In the city, the age distribution was 24.6% under 18, 8.0% from 18 to 24, 22.2% from 25 to 44, 21.7% from 45 to 64, and 23.5% who were 65 or older. The median age was 41 years. For every 100 females, there were 87.3 males. For every 100 females 18 and over, there were 82.2 males.

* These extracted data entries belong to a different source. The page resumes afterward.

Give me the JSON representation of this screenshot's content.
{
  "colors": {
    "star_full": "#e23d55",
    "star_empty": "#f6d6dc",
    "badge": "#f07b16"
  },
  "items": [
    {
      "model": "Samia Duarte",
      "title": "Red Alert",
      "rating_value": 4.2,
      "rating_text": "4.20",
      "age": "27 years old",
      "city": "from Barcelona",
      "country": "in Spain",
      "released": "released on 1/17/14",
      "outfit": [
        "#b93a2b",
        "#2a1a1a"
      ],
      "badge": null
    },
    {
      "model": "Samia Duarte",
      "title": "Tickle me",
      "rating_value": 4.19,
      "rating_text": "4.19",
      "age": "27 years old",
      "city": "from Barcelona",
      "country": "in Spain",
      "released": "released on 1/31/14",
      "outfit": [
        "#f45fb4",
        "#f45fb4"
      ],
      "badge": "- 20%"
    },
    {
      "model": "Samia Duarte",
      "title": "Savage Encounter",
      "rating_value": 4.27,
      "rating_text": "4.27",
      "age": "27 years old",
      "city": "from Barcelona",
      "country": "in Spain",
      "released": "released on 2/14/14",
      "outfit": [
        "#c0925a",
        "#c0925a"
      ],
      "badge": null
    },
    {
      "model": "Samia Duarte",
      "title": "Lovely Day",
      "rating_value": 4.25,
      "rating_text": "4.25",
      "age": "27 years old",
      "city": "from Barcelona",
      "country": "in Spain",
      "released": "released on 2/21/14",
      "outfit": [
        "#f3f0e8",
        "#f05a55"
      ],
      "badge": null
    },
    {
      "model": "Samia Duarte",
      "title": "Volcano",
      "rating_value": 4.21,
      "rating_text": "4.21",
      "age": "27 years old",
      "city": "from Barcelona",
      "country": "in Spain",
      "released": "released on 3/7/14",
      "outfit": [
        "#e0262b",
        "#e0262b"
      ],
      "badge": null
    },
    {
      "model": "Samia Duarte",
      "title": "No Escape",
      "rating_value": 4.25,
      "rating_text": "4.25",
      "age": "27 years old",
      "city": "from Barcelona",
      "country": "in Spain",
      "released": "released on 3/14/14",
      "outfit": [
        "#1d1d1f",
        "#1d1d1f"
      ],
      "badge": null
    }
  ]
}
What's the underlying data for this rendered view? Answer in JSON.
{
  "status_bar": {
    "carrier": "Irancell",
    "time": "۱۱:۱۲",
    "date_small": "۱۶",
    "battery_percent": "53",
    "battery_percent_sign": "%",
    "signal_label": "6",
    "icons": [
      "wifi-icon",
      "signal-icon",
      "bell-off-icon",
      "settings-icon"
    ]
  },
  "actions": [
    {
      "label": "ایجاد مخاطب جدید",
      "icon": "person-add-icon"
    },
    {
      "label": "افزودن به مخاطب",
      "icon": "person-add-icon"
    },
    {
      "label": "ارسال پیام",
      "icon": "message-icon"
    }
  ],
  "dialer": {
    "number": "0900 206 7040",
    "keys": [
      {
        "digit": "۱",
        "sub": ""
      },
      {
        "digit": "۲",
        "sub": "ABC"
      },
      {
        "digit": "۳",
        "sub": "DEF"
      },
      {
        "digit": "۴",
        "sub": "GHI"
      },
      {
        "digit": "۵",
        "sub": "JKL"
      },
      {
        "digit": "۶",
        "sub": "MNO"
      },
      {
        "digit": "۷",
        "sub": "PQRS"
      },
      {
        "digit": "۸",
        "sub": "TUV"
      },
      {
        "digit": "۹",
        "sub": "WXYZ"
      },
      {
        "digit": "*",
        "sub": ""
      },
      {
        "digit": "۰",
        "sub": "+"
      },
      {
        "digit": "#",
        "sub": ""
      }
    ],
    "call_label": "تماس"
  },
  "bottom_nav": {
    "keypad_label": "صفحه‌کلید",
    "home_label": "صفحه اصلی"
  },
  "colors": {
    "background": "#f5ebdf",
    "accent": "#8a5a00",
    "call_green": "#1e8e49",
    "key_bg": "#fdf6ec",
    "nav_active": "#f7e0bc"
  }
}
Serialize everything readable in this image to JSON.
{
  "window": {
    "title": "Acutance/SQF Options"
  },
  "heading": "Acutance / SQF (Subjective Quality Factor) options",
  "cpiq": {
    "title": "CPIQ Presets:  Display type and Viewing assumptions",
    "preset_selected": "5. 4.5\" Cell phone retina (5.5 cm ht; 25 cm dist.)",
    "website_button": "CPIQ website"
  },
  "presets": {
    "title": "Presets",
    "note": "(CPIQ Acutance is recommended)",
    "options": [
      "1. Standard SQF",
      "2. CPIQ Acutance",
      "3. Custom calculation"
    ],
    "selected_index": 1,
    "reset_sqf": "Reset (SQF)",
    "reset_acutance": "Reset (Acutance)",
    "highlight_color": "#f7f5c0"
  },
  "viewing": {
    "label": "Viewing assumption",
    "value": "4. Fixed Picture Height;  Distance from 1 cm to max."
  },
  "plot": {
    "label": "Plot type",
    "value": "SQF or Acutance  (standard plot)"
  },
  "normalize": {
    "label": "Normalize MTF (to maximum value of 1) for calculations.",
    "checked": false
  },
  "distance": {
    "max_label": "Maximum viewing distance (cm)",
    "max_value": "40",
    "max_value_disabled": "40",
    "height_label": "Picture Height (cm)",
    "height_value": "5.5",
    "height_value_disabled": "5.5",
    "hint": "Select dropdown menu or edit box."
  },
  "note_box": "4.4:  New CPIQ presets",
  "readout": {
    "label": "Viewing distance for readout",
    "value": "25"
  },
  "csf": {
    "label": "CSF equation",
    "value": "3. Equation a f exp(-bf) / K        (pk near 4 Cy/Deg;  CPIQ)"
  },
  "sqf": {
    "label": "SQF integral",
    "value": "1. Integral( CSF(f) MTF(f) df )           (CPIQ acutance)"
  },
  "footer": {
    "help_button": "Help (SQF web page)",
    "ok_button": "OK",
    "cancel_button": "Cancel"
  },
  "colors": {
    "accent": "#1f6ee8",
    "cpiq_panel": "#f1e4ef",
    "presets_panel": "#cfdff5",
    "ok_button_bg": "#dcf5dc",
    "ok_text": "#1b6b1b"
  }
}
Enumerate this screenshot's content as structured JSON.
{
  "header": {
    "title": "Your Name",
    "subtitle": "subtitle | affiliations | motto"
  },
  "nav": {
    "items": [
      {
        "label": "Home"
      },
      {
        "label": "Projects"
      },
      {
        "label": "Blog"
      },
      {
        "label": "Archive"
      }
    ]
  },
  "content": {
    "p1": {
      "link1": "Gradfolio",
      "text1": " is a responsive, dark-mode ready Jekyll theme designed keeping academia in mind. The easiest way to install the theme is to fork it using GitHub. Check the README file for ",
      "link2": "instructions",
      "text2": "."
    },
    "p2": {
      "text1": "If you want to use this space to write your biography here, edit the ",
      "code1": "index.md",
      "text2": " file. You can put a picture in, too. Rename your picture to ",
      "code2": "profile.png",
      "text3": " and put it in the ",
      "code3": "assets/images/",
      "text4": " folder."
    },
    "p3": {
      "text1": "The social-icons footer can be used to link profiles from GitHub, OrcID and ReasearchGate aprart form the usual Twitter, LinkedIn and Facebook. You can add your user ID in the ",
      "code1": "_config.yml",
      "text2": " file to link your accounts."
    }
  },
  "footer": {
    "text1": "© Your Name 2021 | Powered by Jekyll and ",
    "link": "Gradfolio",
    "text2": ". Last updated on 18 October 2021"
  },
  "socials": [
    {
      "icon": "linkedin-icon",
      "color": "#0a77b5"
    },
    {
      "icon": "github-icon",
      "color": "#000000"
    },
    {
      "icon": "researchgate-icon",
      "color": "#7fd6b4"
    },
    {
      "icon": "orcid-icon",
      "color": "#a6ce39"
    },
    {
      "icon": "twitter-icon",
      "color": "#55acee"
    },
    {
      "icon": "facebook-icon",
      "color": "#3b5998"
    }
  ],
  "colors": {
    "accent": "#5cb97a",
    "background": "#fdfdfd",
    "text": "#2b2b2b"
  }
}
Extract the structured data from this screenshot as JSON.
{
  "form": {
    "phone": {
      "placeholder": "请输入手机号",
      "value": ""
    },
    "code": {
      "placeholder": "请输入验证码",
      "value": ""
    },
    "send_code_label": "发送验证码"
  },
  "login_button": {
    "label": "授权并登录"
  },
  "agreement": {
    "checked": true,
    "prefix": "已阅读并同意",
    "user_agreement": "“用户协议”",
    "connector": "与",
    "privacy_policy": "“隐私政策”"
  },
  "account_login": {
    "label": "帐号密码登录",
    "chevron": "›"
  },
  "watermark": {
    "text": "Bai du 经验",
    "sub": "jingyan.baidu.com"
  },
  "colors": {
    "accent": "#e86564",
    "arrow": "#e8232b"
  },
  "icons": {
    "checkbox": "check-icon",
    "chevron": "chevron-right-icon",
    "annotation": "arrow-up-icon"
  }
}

The median income for a household in the city was $21,638, and for a family was $29,038. Males had a median income of $25,688 versus $17,045 for females. The per capita income for the city was $13,097. About 16.6% of families and 22.6% of the population were below the poverty line, including 39.0% of those under age 18 and 11.9% of those age 65 or over.

==Education==
The city is served by the Rotan Independent School District.

==Notable people==

- Sammy Baugh, quarterback for the Washington Redskins, had a ranch in Rotan.
- Ella Hudson Day, composer and ragtime musician, was one of the earliest residents.